A look at tech companies with recent IPOs

Here's a look at how some companies that had initial public offerings of stock since January 2011 are faring. The companies are all loosely Internet-related, though their businesses vary widely.

April 23: Social-networking service Facebook Inc. says first-quarter net income fell 12 percent to $205 million, weighed down by higher expenses even as its revenue rose 45 percent to $1.06 billion. Facebook discloses the financial results in a regulatory filing ahead of its IPO last week.

April 26: Online games company Zynga Inc., which began trading publicly on Dec. 16, reported a net loss in the first quarter because of stock-compensation expenses, but adjusted earnings of 6 cents per share were a penny better than what Wall Street expected. Revenue grew 32 percent to $321 million.

Angie's List Inc., a consumer-reviews site that began trading publicly Nov. 17, says its first-quarter loss widened as it spent more on marketing and operations. That offset a 76 percent jump in revenue.

May 3: LinkedIn Corp., which had its first day of trading on May 19, 2011, says its first-quarter profit more than doubled. Revenue also doubled. Adjusted profit and revenue beat Wall Street's expectations.
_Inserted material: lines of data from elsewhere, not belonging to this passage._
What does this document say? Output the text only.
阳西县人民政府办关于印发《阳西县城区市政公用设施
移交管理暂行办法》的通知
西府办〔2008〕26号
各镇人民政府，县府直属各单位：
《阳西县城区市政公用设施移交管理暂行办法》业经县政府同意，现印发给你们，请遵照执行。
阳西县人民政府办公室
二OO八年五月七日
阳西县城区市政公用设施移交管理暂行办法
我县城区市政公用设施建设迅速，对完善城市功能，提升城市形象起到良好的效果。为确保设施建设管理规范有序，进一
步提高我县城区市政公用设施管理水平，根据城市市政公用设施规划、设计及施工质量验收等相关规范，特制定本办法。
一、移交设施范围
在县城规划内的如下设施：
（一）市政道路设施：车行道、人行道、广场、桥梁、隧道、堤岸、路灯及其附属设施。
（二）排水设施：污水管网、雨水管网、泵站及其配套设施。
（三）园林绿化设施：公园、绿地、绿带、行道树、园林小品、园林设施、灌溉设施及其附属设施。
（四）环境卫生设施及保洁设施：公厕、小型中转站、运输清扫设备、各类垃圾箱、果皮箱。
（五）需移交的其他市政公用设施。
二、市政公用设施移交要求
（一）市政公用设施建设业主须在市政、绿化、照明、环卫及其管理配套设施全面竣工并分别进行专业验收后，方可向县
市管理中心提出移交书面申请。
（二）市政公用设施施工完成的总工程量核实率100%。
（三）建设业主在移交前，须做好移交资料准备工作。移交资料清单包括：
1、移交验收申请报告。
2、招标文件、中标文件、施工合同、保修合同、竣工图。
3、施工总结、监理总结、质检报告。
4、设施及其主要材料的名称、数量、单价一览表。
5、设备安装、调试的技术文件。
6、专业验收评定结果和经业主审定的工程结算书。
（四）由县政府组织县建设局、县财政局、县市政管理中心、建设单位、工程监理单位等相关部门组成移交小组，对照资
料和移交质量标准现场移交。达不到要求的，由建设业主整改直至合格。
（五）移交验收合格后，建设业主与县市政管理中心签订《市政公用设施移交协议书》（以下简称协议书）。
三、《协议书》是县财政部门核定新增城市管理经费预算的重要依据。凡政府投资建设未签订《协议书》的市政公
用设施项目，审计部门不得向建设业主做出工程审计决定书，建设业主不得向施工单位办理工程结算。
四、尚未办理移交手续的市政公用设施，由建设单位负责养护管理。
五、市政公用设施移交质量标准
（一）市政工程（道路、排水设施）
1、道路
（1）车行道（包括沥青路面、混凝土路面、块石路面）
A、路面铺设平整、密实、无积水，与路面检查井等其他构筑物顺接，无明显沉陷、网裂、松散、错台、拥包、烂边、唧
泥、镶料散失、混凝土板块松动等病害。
May 8: Jive Software Inc., a creator of tools to run social networks for businesses, says net loss narrowed and revenue increased 58 percent. It began trading on Dec. 13.

Demand Media Inc., an online content publisher that began trading on Jan. 26, 2011, predicts that revenue growth will accelerate in the current quarter for the first time in more than a year. That's calming some long-running concerns about its reliance on Google.

May 14: Online deals company Groupon Inc., which began trading on Nov. 4, reports a smaller first-quarter net loss and sharply higher revenue, helped by increased demand from a growing customer base. Its revenue surpassed Wall Street's expectations and was a welcome reprieve for a company that has seen its stock battered following missteps with its finances.

Wednesday: Pandora Media Inc. says net loss tripled in the latest quarter as the cost of acquiring music and marketing its services rose faster than revenue. But the results and its outlook for the year topped analysts' forecasts. Pandora began trading publicly on June 15.